E também há um certo prazer de alguma ordem, um gozo. O banheiro é quentinho e água é quentinha assim como o metal das torneiras, são como quando se entra numa sauna. A água que sobe pelo chão também demora a se ocupar do volume do local; são muitos litros para se afogar num banheiro. Ou numa casa. É algo que se acumula quase sem tensão, até chegar ao ápice.
No ápice, os cabelos são um só nó; como um carpete que rodeia toda parte da cabeça e agora também o chão. E a água. A água que já não permite respirar e o calor que só faz cauterizar os sonhos e queimar o corpo. É uma prisão. É a imobilidade de quem não se permite falhar nem experimentar, de quem só experimenta o gozo alheio. E o mundo visto do alheio. E o gozo da sua estagnação.

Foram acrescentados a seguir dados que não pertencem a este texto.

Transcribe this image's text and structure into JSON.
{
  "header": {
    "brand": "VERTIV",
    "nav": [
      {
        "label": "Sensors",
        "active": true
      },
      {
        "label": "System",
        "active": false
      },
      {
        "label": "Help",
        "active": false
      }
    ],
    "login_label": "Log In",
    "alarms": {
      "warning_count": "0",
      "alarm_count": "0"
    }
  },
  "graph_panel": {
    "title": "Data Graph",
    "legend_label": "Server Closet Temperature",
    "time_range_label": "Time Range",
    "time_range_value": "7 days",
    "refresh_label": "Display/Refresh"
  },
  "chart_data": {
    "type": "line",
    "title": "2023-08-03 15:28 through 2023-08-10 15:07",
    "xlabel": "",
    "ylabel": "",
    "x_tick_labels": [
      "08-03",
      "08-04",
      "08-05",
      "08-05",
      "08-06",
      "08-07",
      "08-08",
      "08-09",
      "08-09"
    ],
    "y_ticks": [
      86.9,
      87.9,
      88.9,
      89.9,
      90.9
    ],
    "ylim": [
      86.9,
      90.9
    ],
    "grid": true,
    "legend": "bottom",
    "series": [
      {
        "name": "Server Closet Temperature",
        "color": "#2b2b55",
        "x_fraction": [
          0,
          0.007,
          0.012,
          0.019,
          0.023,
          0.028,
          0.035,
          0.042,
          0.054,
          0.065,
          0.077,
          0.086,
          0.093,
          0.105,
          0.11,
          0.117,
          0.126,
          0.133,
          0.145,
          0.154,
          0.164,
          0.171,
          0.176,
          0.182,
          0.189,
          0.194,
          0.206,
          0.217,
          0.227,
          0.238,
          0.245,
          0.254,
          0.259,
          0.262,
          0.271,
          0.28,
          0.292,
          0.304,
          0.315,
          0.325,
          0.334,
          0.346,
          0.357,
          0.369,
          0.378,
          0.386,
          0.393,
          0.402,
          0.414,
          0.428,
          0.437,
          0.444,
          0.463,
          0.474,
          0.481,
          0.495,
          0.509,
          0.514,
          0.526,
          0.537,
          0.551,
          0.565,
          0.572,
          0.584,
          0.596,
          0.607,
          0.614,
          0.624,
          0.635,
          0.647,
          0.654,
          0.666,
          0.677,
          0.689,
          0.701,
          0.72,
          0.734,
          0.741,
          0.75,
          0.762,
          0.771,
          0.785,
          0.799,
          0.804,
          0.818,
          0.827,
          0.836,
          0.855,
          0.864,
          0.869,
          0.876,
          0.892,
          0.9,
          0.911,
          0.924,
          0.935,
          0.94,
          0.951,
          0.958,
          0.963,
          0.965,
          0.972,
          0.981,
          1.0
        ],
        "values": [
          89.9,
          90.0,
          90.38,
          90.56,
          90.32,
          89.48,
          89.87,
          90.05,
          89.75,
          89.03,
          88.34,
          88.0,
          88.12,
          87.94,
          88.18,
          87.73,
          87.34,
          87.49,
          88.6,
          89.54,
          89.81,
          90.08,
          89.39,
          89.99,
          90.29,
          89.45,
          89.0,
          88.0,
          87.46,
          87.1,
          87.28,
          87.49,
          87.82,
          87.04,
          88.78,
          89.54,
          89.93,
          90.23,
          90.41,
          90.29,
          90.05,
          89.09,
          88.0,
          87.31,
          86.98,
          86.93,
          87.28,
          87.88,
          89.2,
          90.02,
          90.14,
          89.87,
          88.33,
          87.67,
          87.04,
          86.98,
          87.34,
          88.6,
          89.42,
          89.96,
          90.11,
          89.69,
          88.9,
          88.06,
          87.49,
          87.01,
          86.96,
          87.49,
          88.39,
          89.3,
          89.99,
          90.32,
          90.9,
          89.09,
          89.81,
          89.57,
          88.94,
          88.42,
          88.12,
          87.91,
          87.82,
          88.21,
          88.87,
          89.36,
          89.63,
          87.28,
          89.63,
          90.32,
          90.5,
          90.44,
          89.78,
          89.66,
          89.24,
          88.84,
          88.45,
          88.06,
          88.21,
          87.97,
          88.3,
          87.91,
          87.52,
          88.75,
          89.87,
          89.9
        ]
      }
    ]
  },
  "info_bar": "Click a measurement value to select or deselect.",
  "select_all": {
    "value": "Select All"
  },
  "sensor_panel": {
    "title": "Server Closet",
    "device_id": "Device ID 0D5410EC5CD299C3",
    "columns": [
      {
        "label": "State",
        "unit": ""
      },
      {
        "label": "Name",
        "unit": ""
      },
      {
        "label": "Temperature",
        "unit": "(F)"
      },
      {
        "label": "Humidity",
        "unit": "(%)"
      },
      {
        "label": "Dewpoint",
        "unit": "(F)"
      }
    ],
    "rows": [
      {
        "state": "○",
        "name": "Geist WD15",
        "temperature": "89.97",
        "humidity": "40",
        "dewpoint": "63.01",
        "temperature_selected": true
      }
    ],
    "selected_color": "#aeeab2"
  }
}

É agora que o desespero te faz tentar se mover, mas te falta a compreensão do que aconteceu e do que fazer, te falta a vontade, o espírito, já não há mais nada ali que seja propriamente seu. Além dos fracassos, claro. Os próprios cabelos, a água, o calor, o banheiro. Desses, temos aqui aos montes. Mas esses são especiais. Quem um dia disse que não se perde por não jogar é um grande mentiroso. Aqui vemos a especialmente confusa e dolorida derrota dos paralisados; um tipo único de fracasso daqueles que cobram de si uma condição sobre-humana que são incapazes de realizar. Com isso, lá se vão os sonhos. E como falamos aqui de faltas, a pior das faltas é a linguagem. A ausência absoluta de uma forma de expressão que possa definir a clausura; e de uma linguagem capaz de imaginar também uma saída.
A verdade é que quem me furtou da vida foi meu próprio panteão. Uma espécie de estrutura heróica e autoritária que passou a exercer de cima para baixo uma força descomunal sobre o que eu deveria conquistar, querendo provar que tudo posso fazer e resolver. É quase uma piada. Ou REALMENTE uma piada. É daquelas coisas que se escreve pra depois rir. E talvez seja isso o que me faltou, a capacidade de me divertir diante da tragédia. Afinal, não existe nada mais engraçado do que se afogar em um balneário da sua própria linguagem.